La requête a été communiquée au préfet des Yvelines, qui n'a pas produit de mémoire en défense mais qui a versé, les 29 décembre 2022 et 10 janvier 2023, des pièces au dossier.
Vu les autres pièces du dossier.
Vu :
- la convention européenne de sauvegarde des droits de l'homme et des libertés fondamentales ;
- le code de l'entrée et du séjour des étrangers et du droit d'asile ;
- le code des relations entre le public et l'administration ;
- le code de justice administrative.
La présidente du tribunal administratif de Versailles a désigné Mme G, pour statuer sur les requêtes relevant de la procédure prévue à l'article L. 614-5 du code de l'entrée et du séjour des étrangers et du droit d'asile en application de l'article R. 776-13-3 du code de justice administrative.
Les parties ont été régulièrement averties du jour de l'audience.

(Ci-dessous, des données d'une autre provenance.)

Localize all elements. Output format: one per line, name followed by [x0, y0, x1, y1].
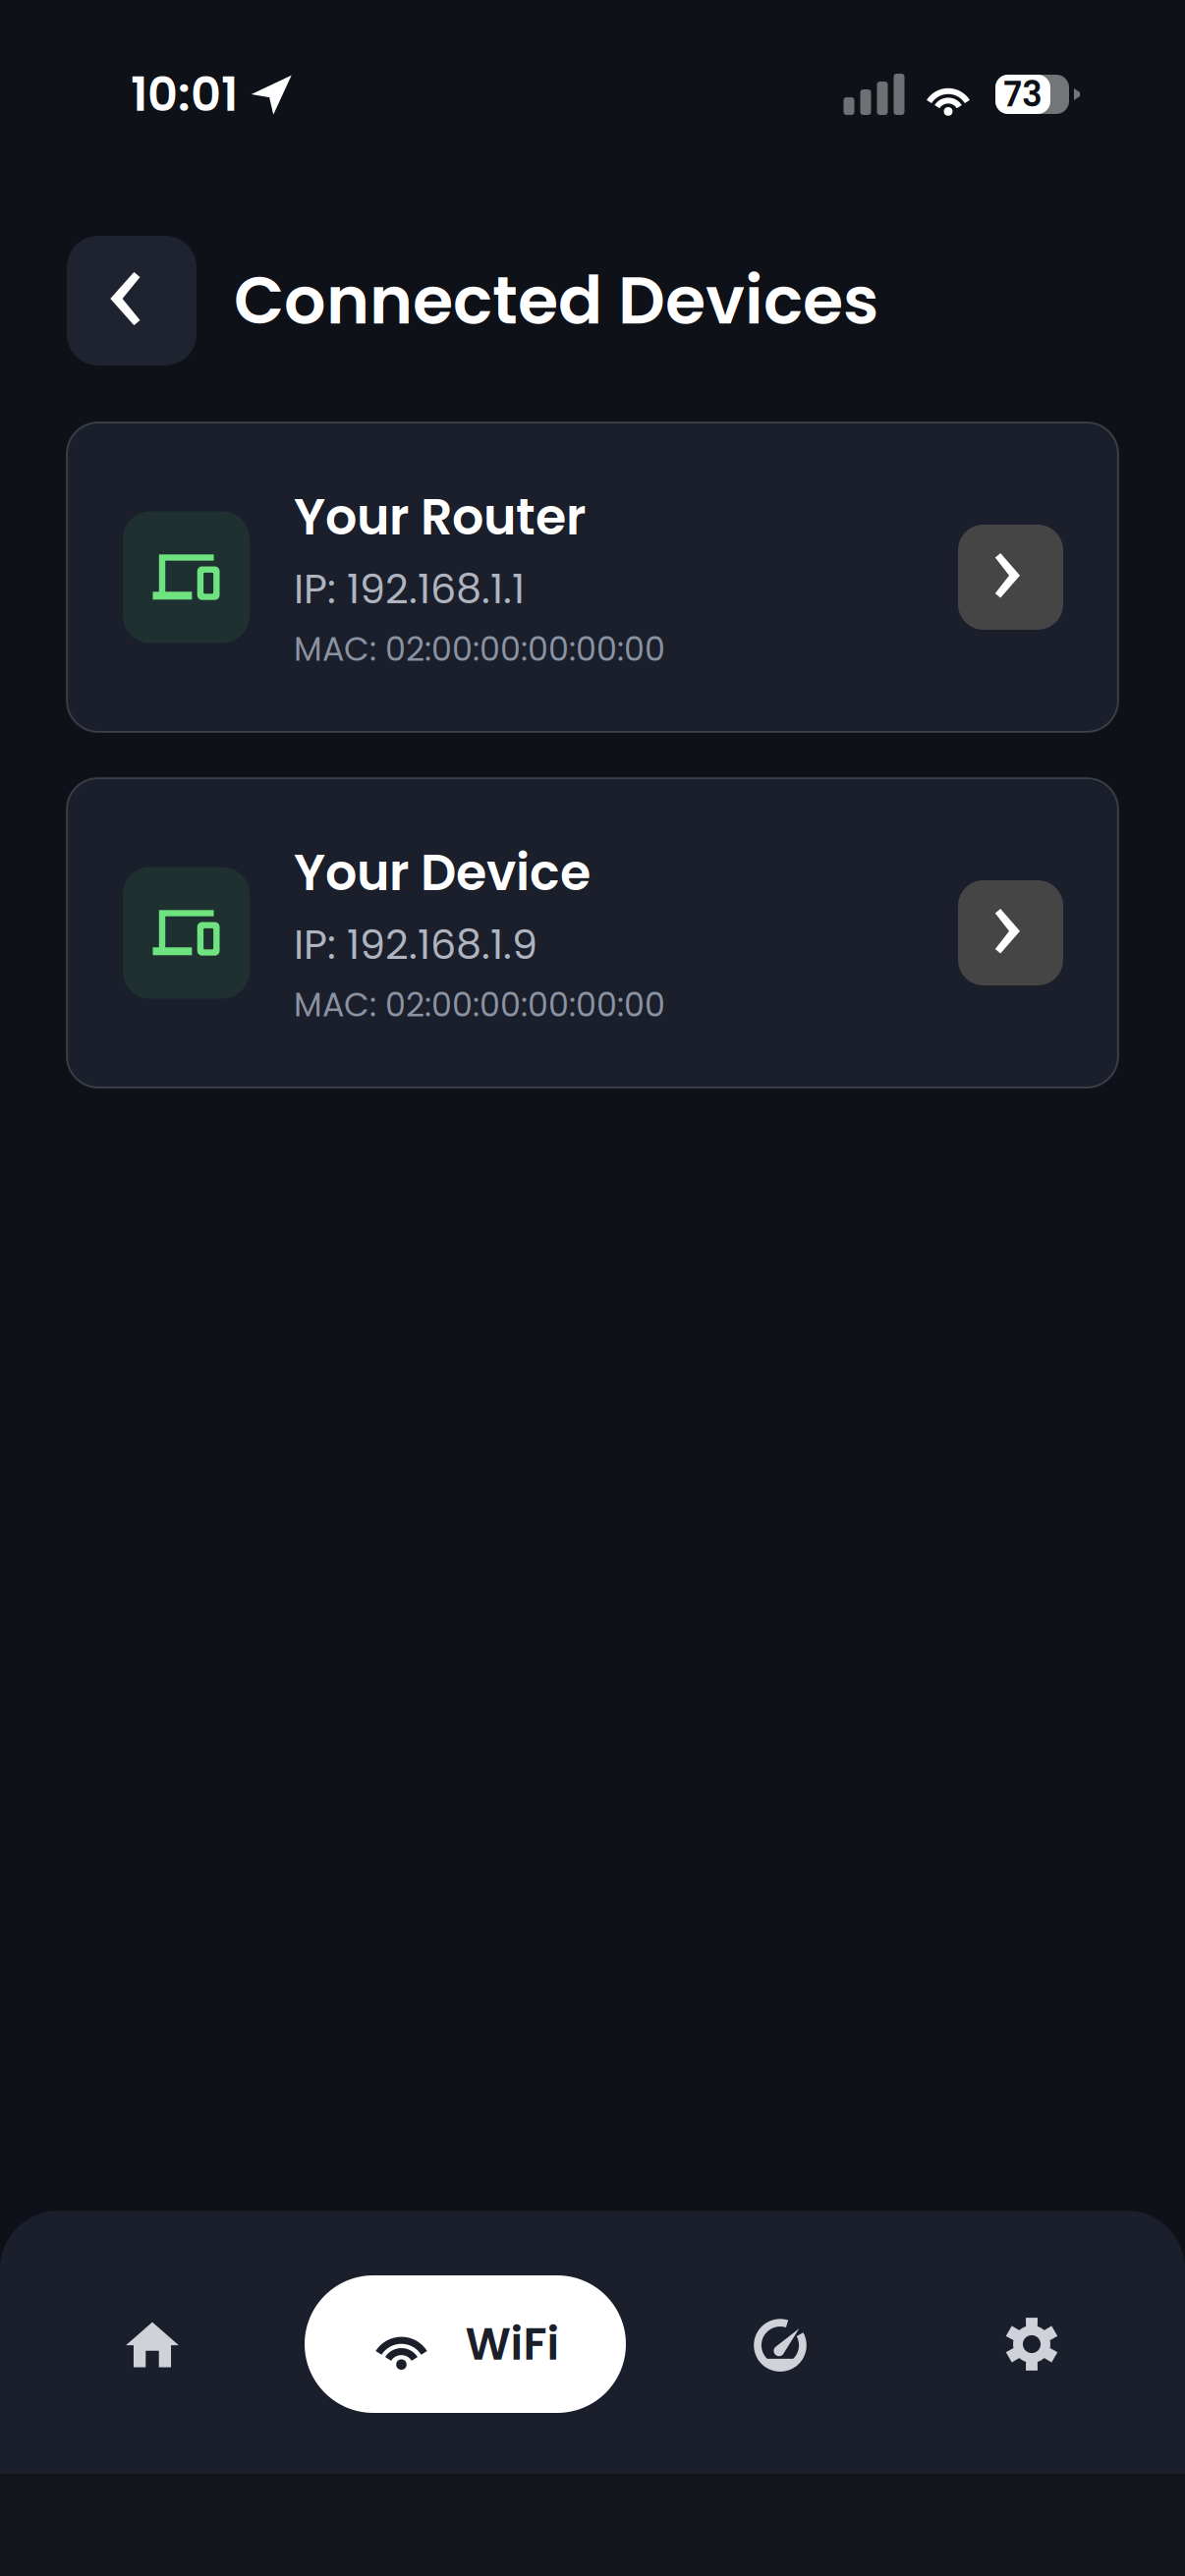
staticText: WiFi — [465, 2313, 560, 2375]
button[interactable]: Speed test — [626, 2277, 934, 2411]
button[interactable]: Back — [67, 236, 197, 365]
staticText: Your Device — [294, 838, 591, 907]
staticText: 10:01 — [131, 61, 238, 127]
button[interactable]: Settings — [934, 2277, 1129, 2411]
staticText: MAC: 02:00:00:00:00:00 — [294, 982, 665, 1028]
button[interactable]: Your Device — [67, 778, 1118, 1088]
staticText: IP: 192.168.1.9 — [294, 916, 537, 973]
staticText: Your Router — [294, 482, 586, 552]
button[interactable]: Your Router — [67, 422, 1118, 732]
staticText: Connected Devices — [234, 255, 878, 346]
button[interactable]: WiFi — [305, 2275, 626, 2413]
staticText: MAC: 02:00:00:00:00:00 — [294, 626, 665, 672]
button[interactable]: Home — [0, 2277, 305, 2411]
staticText: IP: 192.168.1.1 — [294, 561, 525, 618]
staticText: 73 — [1003, 70, 1043, 118]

Ont été entendus au cours de l'audience publique du 10 janvier 2023, qui s'est tenue en présence de Mme Sambake, greffière :
- le rapport de Mme G,
- les observations de Me Secci, avocate désignée d'office représentant M. A F, assisté de Mme E, interprète en langue somalienne, qui conclut aux mêmes fins que sa requête par les mêmes moyens et soutient en outre que les décisions attaquées méconnaissaient les dispositions des articles 3 et 8 de la convention européenne de sauvegarde des droits de l'homme et des libertés fondamentales, dès lors qu'il vit en France depuis 2017, qu'il est marié et père d'un enfant né en France, que sa femme a obtenu le statut de réfugié, qu'il serait en danger en cas de retour en Somalie ;
- les observations de M. A F,
- les observations de Me Salard, représentant le préfet des Yvelines, qui conclut au rejet de la requête et fait valoir que les moyens invoqués par le requérant ne sont pas fondés.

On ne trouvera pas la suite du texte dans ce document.